A national program to fight high blood pressure by sending pharmacists to black barbershops could prevent thousands of strokes, heart attacks and deaths, and save the health care system $870 million a year, a new analysis shows.
The research, led by Dr. Dhruv S. Kazi of the Smith Center for Outcomes Research in Cardiology at Beth Israel Deaconess Medical Center in Boston, built on the work of the late Dr. Ronald G. Victor. Victor’s studies showed the effectiveness of having barbers introduce their longtime customers to an on-site pharmacist, who tested patrons’ blood pressure and prescribed medicine to lower it if necessary.
High blood pressure rates for African Americans in the U.S. are among the highest in the world, and large-scale efforts have struggled to address the problem. But men who took part in a barbershop study in Los Angeles were able to reduce theirs by an average of 21 points more than the control group.
Black barbershops serve as community centers “where black men show up every three to four weeks,” Kazi said. “They have a close relationship with the barber. It’s a place of trust. And in that place of trust arrives a pharmacist, who they get to know, who they work with closely. Then they begin to trust the pharmacist.”
Kazi, working closely with Dr. Kirsten Bibbins-Domingo of the University of California, San Francisco, used those local findings and calculated the clinical and economic effects if the program were tried nationally. They estimated barbershop-based pharmacists could reach more than 822,000 men a year. They would prevent more than 1,300 deaths from heart disease, 1,600 heart attacks and 5,100 strokes.
That would save the health care system $870 million—a figure that doesn’t include additional money that would be saved by averting productivity losses incurred by people who have a heart attack or stroke, or family members and friends who care for them. It also doesn’t include the costs of creating such a program.
But researchers estimate it could pay for itself if the program cost $597 per person per year to implement.
The preliminary research was presented last month at the American Heart Association’s Scientific Sessions in Philadelphia.
Kazi said the barbershop model’s impressive savings come from getting people on higher doses of blood pressure medication more quickly than traditional methods by eliminating barriers such as scheduling clinic visits or requesting refills (both of which were taken care of by the pharmacist). Improved rates of blood pressure control also lead to fewer costs from strokes, heart attacks, and episodes of heart failure. The savings persist even when factoring in the cost of people living longer, and therefore have additional health care costs.
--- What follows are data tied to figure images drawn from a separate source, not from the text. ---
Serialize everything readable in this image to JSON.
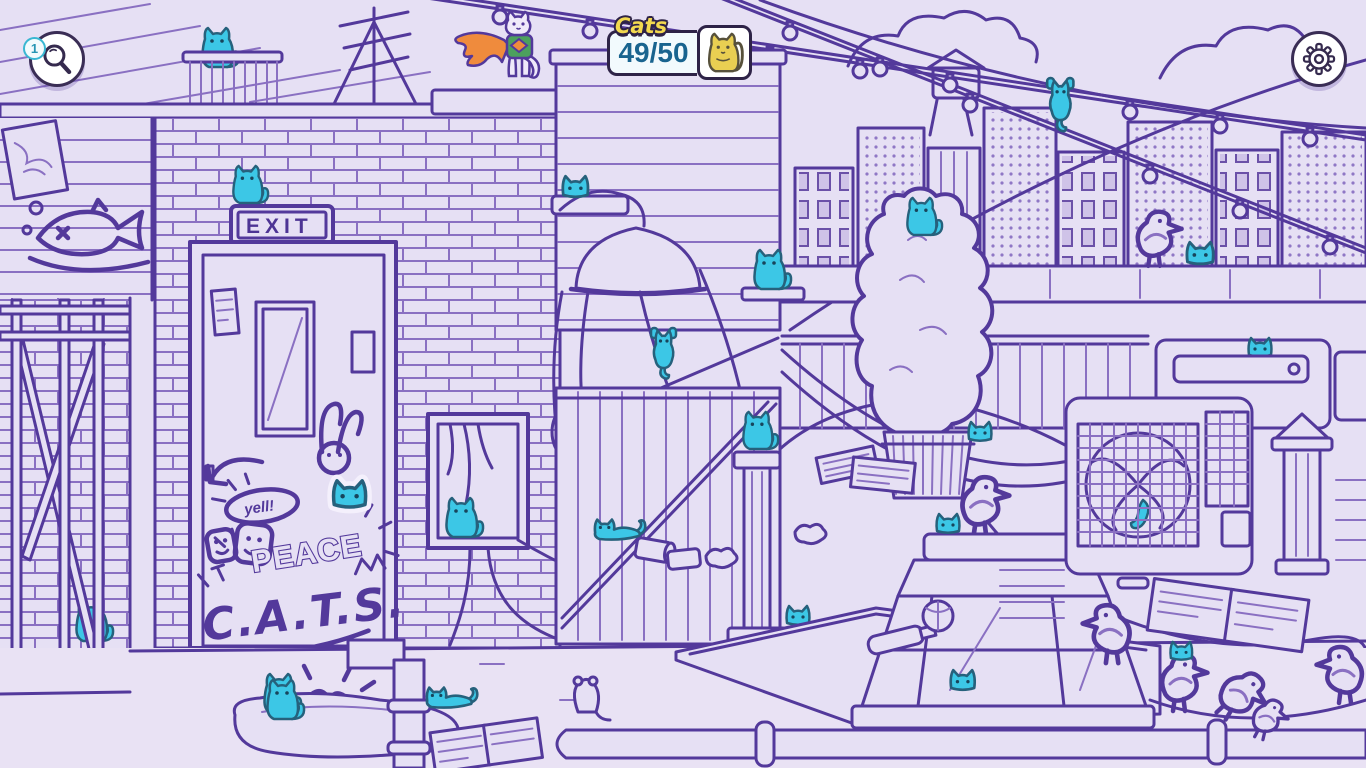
{
  "ui": {
    "hint": {
      "badge_count": "1",
      "icon": "magnifier-icon"
    },
    "cat_counter": {
      "label": "Cats",
      "count": "49/50",
      "found": 49,
      "total": 50,
      "icon": "yellow-cat-icon"
    },
    "settings": {
      "icon": "gear-icon"
    }
  },
  "scene": {
    "exit_sign": "EXIT",
    "graffiti_yell": "yell!",
    "graffiti_peace": "PEACE",
    "graffiti_cats": "C.A.T.S."
  },
  "colors": {
    "background": "#e6e0f4",
    "line_ink": "#53399b",
    "hidden_cat": "#3cc7e6",
    "counter_text": "#19648f",
    "counter_label_yellow": "#f2d94f",
    "hint_badge_teal": "#39b7d2",
    "superhero_cape_orange": "#ef8b3d",
    "superhero_shirt_green": "#4ca05e",
    "counter_cat_yellow": "#e9cf52"
  }
}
“Strokes are expensive,” Kazi said. “So … an intervention that can help avert them is likely to be cost-effective—and we should be willing to pay for it.” Orly Vardeny, associate professor of medicine at the Minneapolis VA Health Care System and University of Minnesota, said the research showed that if a barbershop-based program could indeed be reproduced nationally, “then the potential public health impact could be large and impressive.”
But there are potential barriers, she said, including getting the support of payers in the health care system, and working out logistical issues, such as training for all the pharmacists involved.
There are also matters of policy and perception about seeing pharmacists as front-line medical providers and not just dispensers.
“Over the last three decades, the role of pharmacists as clinicians has expanded widely,” Vardeny said. “To actually see data like this is exciting and should stimulate more research into this area.”
Kazi acknowledged those and other barriers, including how to get pharmacists into barbershops, compensating shop owners for their time, and monitoring and evaluating the program when scaled up.
“This is a very high-touch, multi-component intervention,” he said, one that would require local leadership to find what works best. “But if it is successful, it might be adaptable to other settings, other communities or even other health issues, such as screening for cancer.